Le persone senza pelo partirono al mattino. Le abitanti del villaggio incominciarono a fare i bagagli nel pomeriggio. Nia aiutò Angai, ma solo con le cose che si trovavano nella parte anteriore della tenda. Il locale posteriore era il luogo dove Angai teneva i suoi oggetti magici. Tutto là dentro era nascosto da un tendone di stoffa rossa ricamata con animali e spiriti. Il tendone attraversava la tenda dall’alto in basso e da un lato all’altro. Non vi usciva nulla, a parte il profumo di erbe essiccate e la sensazione della magia, una sensazione che a Nia faceva pizzicare e formicolare la pelle.
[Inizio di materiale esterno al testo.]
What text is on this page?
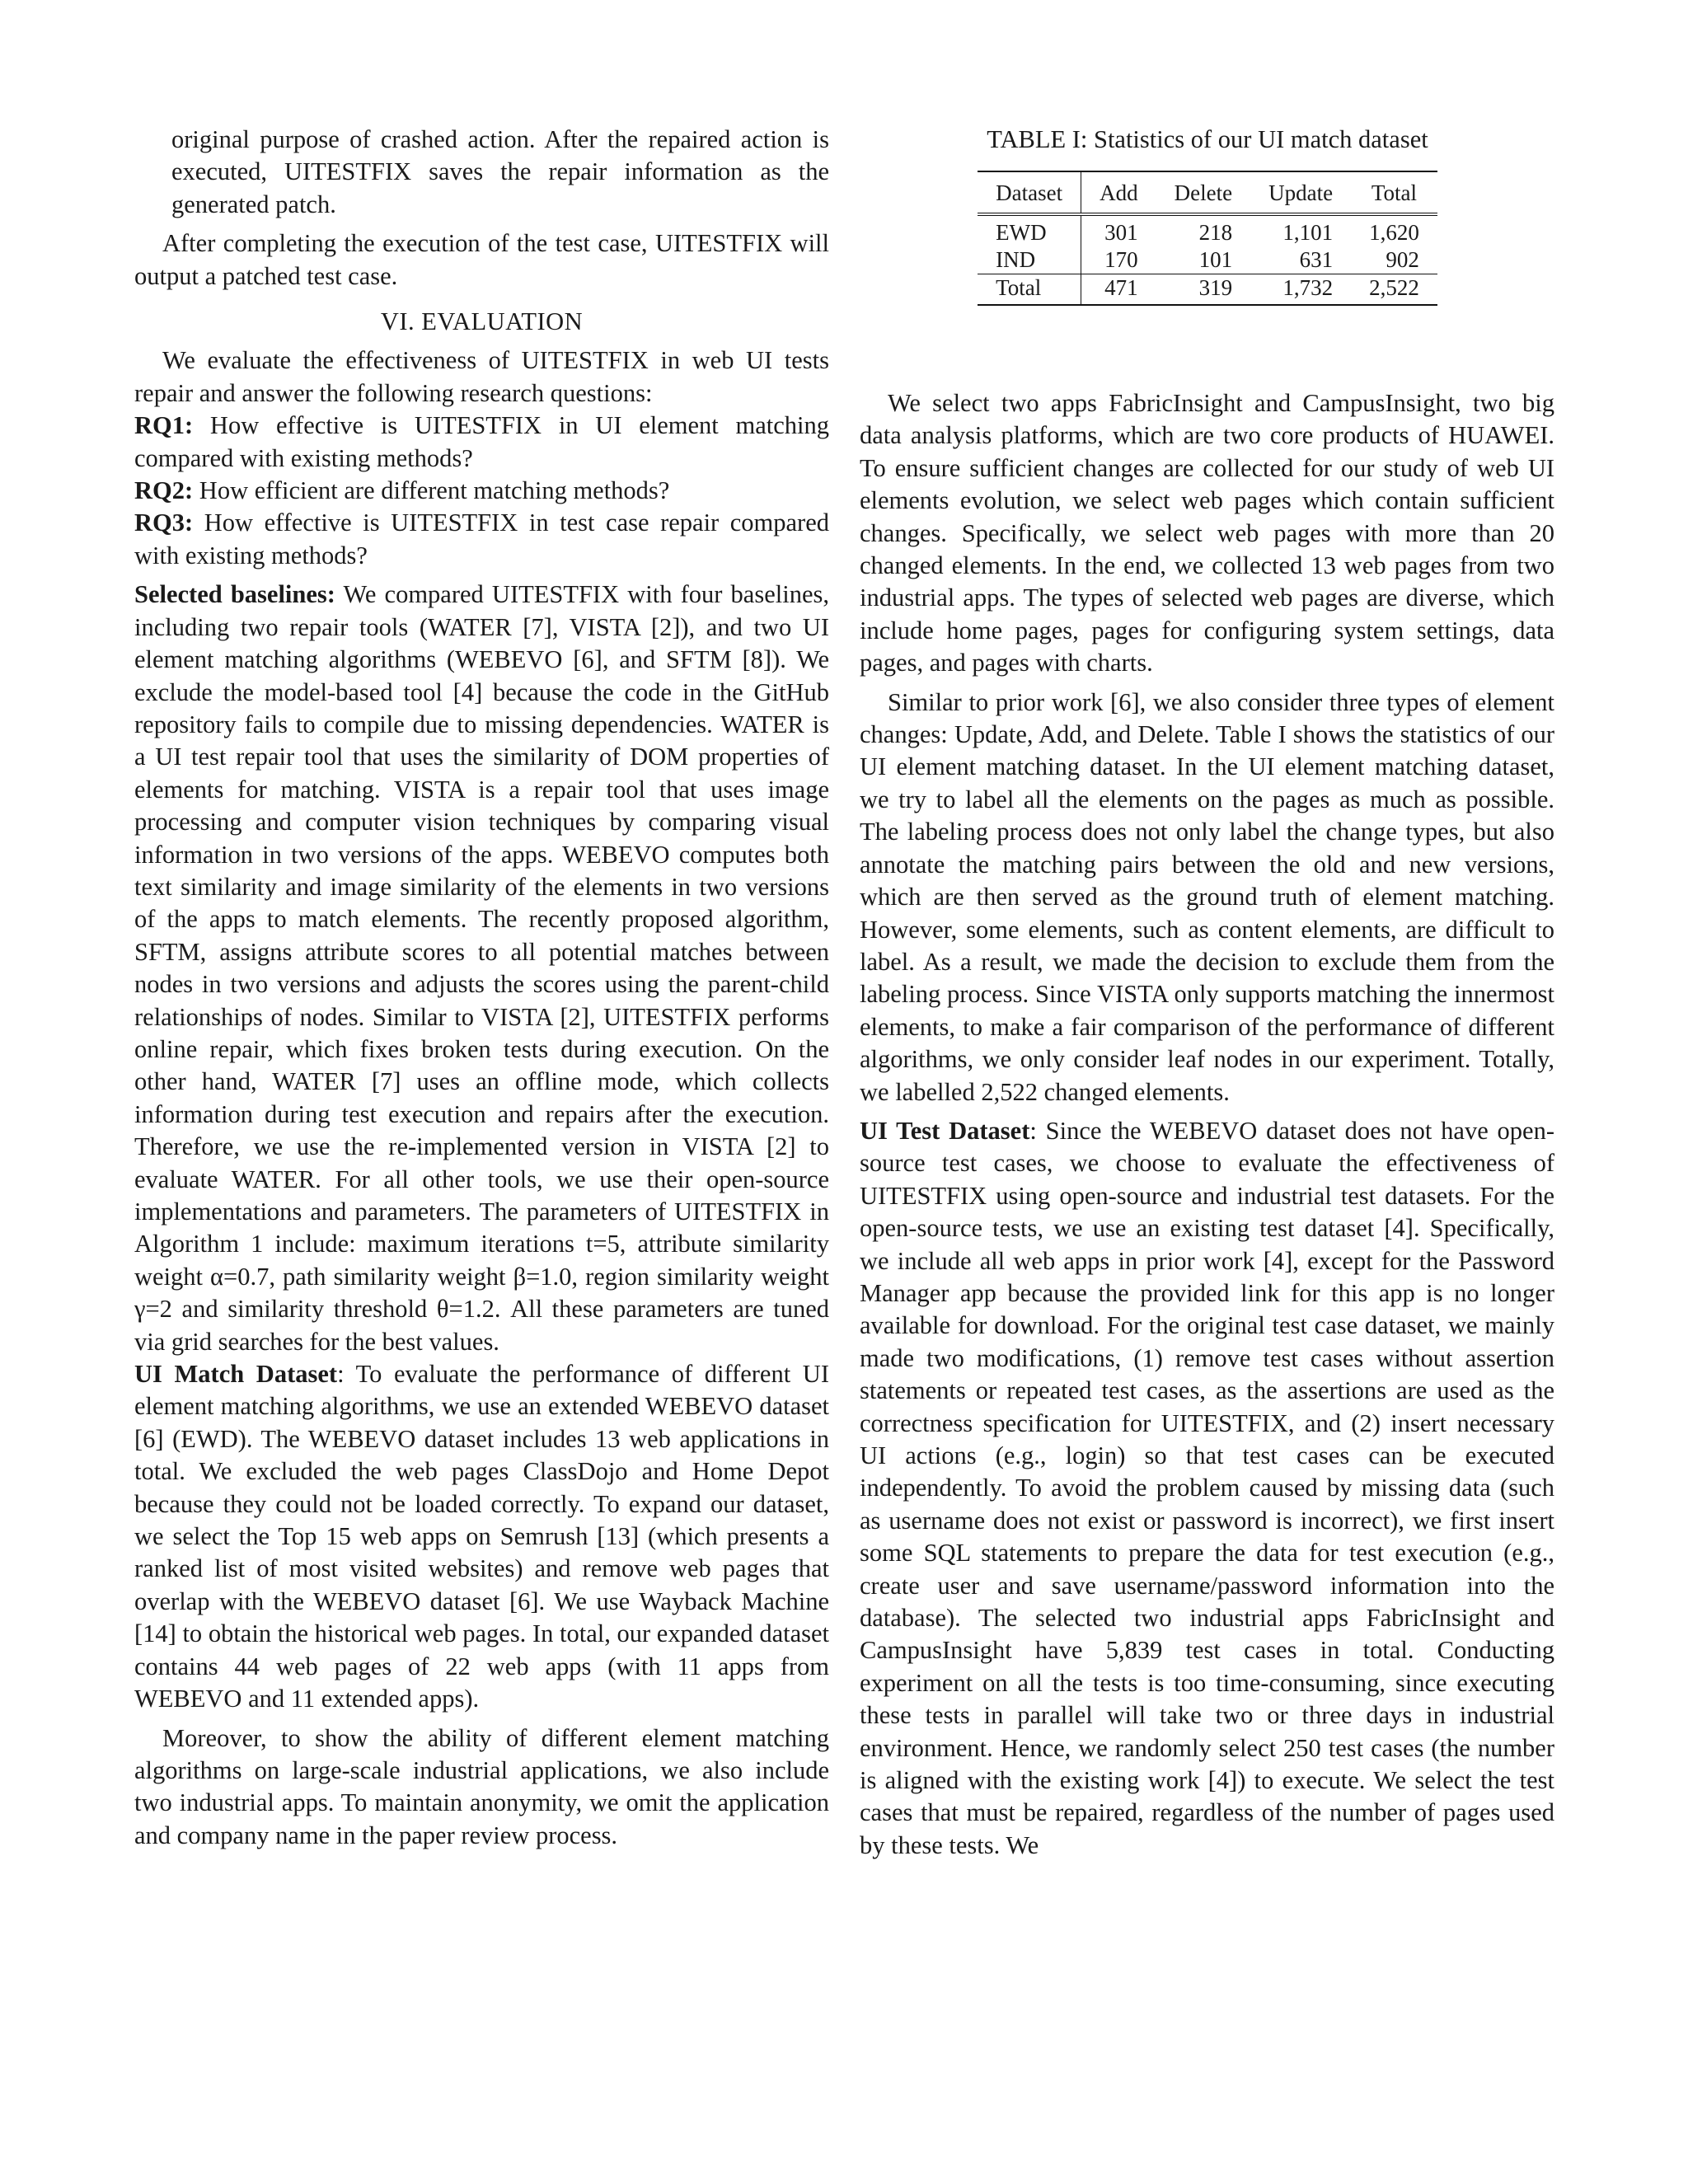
original purpose of crashed action. After the repaired action is executed, UITESTFIX saves the repair information as the generated patch.

After completing the execution of the test case, UITESTFIX will output a patched test case.

VI. EVALUATION

We evaluate the effectiveness of UITESTFIX in web UI tests repair and answer the following research questions:

RQ1: How effective is UITESTFIX in UI element matching compared with existing methods?

RQ2: How efficient are different matching methods?

RQ3: How effective is UITESTFIX in test case repair compared with existing methods?

Selected baselines: We compared UITESTFIX with four baselines, including two repair tools (WATER [7], VISTA [2]), and two UI element matching algorithms (WEBEVO [6], and SFTM [8]). We exclude the model-based tool [4] because the code in the GitHub repository fails to compile due to missing dependencies. WATER is a UI test repair tool that uses the similarity of DOM properties of elements for matching. VISTA is a repair tool that uses image processing and computer vision techniques by comparing visual information in two versions of the apps. WEBEVO computes both text similarity and image similarity of the elements in two versions of the apps to match elements. The recently proposed algorithm, SFTM, assigns attribute scores to all potential matches between nodes in two versions and adjusts the scores using the parent-child relationships of nodes. Similar to VISTA [2], UITESTFIX performs online repair, which fixes broken tests during execution. On the other hand, WATER [7] uses an offline mode, which collects information during test execution and repairs after the execution. Therefore, we use the re-implemented version in VISTA [2] to evaluate WATER. For all other tools, we use their open-source implementations and parameters. The parameters of UITESTFIX in Algorithm 1 include: maximum iterations t=5, attribute similarity weight α=0.7, path similarity weight β=1.0, region similarity weight γ=2 and similarity threshold θ=1.2. All these parameters are tuned via grid searches for the best values.

UI Match Dataset: To evaluate the performance of different UI element matching algorithms, we use an extended WEBEVO dataset [6] (EWD). The WEBEVO dataset includes 13 web applications in total. We excluded the web pages ClassDojo and Home Depot because they could not be loaded correctly. To expand our dataset, we select the Top 15 web apps on Semrush [13] (which presents a ranked list of most visited websites) and remove web pages that overlap with the WEBEVO dataset [6]. We use Wayback Machine [14] to obtain the historical web pages. In total, our expanded dataset contains 44 web pages of 22 web apps (with 11 apps from WEBEVO and 11 extended apps).

Moreover, to show the ability of different element matching algorithms on large-scale industrial applications, we also include two industrial apps. To maintain anonymity, we omit the application and company name in the paper review process.

TABLE I: Statistics of our UI match dataset
Dataset	Add	Delete	Update	Total
EWD	301	218	1,101	1,620
IND	170	101	631	902
Total	471	319	1,732	2,522

We select two apps FabricInsight and CampusInsight, two big data analysis platforms, which are two core products of HUAWEI. To ensure sufficient changes are collected for our study of web UI elements evolution, we select web pages which contain sufficient changes. Specifically, we select web pages with more than 20 changed elements. In the end, we collected 13 web pages from two industrial apps. The types of selected web pages are diverse, which include home pages, pages for configuring system settings, data pages, and pages with charts.

Similar to prior work [6], we also consider three types of element changes: Update, Add, and Delete. Table I shows the statistics of our UI element matching dataset. In the UI element matching dataset, we try to label all the elements on the pages as much as possible. The labeling process does not only label the change types, but also annotate the matching pairs between the old and new versions, which are then served as the ground truth of element matching. However, some elements, such as content elements, are difficult to label. As a result, we made the decision to exclude them from the labeling process. Since VISTA only supports matching the innermost elements, to make a fair comparison of the performance of different algorithms, we only consider leaf nodes in our experiment. Totally, we labelled 2,522 changed elements.

UI Test Dataset: Since the WEBEVO dataset does not have open-source test cases, we choose to evaluate the effectiveness of UITESTFIX using open-source and industrial test datasets. For the open-source tests, we use an existing test dataset [4]. Specifically, we include all web apps in prior work [4], except for the Password Manager app because the provided link for this app is no longer available for download. For the original test case dataset, we mainly made two modifications, (1) remove test cases without assertion statements or repeated test cases, as the assertions are used as the correctness specification for UITESTFIX, and (2) insert necessary UI actions (e.g., login) so that test cases can be executed independently. To avoid the problem caused by missing data (such as username does not exist or password is incorrect), we first insert some SQL statements to prepare the data for test execution (e.g., create user and save username/password information into the database). The selected two industrial apps FabricInsight and CampusInsight have 5,839 test cases in total. Conducting experiment on all the tests is too time-consuming, since executing these tests in parallel will take two or three days in industrial environment. Hence, we randomly select 250 test cases (the number is aligned with the existing work [4]) to execute. We select the test cases that must be repaired, regardless of the number of pages used by these tests. We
Se ne stava il più possibile lontana da quel divisorio, inginocchiata accanto all’ingresso anteriore nella luce del sole pomeridiano, piegando indumenti e mettendoli in una cassa fatta di cuoio.

Hua era inginocchiata dall’altra parte della stanza, proprio accanto al telo divisorio e sotto l’immagine di uno spirito: un vecchio, nudo e con il membro sessuale ben visibile. L’Oscuro, pensò Nia, in uno dei suoi numerosi travestimenti.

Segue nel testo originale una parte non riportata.